Farming threat to UK wetlands

三月 24, 2000

The wholesale destruction of the United Kingdom's estuary wetlands has raised the prospect of harmful algal blooms one day forming off the east coast.

Vast amounts of nitrates and phosphates used in agriculture and derived from sewage have been flowing directly into the North Sea instead of being naturally reduced by salt marshes and intertidal sediments.

A team of scientists from the University of East Anglia and the Centre for Environment, Fisheries and Aquaculture Science, a government laboratory in Lowestoft, has revealed the extent to which the wetlands around the Humber estuary - Britain's largest estuary - have been destroyed and the quantities of nutrients now pouring into the sea.

It concludes that the situation is likely to be the same for other east coast estuaries. This encourages algal blooms, which already appear periodically off Germany and Holland.

Tim Jickells, at UEA's School of Environmental Sciences, said: "There has been an absolutely huge loss of prime ecological habitat, wetland forest and peat bogs, which could have taken out a great deal of the nutrients."

By analysing sediment cores taken from across the region, the team has been able to reconstruct how the shape of the Humber estuary has evolved over the past 10,000 years.

The research, which will be published in the next issue of the environmental journal Ambio, has shown that more than 90 per cent of the wetlands has vanished over the past 300 years, mostly as reclaimed farmland or for quayside development.

Professor Jickells said this natural environment could effectively remove the nutrients by either turning them into organic matter bound up in plants that subsequently get buried or through biochemical decomposition processes that convert them into gases that are released into the atmosphere.

The scientists measured flow rates of the chemicals and have calculated that some 50,000 tonnes of nitrates and 5,000 tonnes of phosphates reach the North Sea from the Humber estuary each year.

Algae can feed off these nutrients and could form vast blooms in the sea, stripping oxygen from the water and killing other forms of marine life.
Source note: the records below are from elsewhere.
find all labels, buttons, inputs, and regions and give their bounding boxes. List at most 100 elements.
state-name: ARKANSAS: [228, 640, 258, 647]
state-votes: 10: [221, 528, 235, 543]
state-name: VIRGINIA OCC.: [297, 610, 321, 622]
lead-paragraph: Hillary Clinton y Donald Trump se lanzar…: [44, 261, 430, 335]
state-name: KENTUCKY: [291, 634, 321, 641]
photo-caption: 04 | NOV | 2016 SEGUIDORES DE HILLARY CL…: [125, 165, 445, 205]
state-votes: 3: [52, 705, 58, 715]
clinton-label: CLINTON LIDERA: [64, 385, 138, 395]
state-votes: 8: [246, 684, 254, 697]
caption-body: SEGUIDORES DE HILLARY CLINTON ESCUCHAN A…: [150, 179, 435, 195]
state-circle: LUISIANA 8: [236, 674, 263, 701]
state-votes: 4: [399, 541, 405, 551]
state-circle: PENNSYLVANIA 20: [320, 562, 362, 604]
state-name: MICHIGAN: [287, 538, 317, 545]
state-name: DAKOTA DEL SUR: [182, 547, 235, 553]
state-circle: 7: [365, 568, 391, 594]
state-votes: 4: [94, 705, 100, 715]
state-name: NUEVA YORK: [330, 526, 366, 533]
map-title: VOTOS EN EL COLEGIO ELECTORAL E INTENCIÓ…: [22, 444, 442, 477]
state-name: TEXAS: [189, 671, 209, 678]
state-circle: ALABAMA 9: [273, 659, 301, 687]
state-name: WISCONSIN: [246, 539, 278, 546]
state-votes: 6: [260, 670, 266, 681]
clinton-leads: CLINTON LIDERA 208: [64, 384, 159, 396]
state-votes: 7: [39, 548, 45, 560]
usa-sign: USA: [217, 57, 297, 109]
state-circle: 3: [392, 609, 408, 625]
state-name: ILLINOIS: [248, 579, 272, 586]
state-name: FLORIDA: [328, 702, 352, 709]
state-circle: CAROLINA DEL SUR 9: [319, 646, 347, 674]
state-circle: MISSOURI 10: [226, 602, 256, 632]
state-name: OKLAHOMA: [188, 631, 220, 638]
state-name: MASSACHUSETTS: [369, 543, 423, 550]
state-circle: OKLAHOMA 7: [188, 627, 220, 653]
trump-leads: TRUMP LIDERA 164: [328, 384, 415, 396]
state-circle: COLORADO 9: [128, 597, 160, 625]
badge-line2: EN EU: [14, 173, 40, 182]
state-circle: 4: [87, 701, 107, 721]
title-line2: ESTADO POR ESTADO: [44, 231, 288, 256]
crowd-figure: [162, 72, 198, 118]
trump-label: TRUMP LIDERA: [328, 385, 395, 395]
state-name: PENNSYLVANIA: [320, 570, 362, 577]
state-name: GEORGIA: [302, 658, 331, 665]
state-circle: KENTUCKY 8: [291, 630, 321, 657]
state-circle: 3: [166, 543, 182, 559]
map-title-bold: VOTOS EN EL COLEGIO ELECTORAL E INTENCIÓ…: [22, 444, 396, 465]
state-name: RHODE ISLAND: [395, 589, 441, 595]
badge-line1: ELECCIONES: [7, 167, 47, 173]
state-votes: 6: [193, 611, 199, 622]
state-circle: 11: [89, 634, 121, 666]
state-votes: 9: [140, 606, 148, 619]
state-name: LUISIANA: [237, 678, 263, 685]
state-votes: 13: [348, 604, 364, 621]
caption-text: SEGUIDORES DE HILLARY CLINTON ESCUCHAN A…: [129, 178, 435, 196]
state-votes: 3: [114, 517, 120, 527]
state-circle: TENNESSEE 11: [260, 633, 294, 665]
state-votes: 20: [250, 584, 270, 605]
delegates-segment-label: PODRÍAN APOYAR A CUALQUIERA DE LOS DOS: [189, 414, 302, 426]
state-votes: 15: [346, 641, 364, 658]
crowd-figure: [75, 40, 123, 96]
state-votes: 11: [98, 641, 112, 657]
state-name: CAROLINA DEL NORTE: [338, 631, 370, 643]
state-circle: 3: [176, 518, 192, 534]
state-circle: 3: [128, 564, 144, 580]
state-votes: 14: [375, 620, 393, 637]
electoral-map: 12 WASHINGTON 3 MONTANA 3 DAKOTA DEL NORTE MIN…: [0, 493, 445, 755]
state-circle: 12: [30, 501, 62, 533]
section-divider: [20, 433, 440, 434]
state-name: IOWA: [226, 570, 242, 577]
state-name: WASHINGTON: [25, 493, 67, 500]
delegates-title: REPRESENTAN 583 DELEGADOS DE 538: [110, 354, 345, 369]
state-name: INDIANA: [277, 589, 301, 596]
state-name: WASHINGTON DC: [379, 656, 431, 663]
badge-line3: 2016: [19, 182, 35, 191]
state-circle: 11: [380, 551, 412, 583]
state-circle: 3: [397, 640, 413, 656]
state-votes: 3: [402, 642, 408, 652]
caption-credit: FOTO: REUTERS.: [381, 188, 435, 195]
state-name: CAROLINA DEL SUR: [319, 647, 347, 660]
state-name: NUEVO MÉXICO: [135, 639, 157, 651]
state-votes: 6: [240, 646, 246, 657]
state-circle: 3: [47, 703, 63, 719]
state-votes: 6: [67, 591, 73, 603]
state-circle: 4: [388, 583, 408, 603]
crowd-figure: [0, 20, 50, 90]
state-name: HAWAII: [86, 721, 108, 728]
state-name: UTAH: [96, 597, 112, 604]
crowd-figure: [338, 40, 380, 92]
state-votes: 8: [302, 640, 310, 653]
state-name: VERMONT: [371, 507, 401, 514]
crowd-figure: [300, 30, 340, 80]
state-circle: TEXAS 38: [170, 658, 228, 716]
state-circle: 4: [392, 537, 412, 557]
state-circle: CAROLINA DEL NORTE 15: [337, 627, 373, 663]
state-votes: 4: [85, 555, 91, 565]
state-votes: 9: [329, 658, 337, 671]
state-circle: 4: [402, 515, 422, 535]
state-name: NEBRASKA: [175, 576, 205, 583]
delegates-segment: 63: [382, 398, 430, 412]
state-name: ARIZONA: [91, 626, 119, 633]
Despite heightened levels of nutrients, this has so far not happened in the UK as the amount of sediment suspended in the water has prevented the algae from photosynthesising, but the scientists are still concerned that levels of phosphates and nitrates should be reduced.

One way to achieve this is to abandon some of the nation's coastal defences and allow the sea to recapture some of the wetlands it has lost.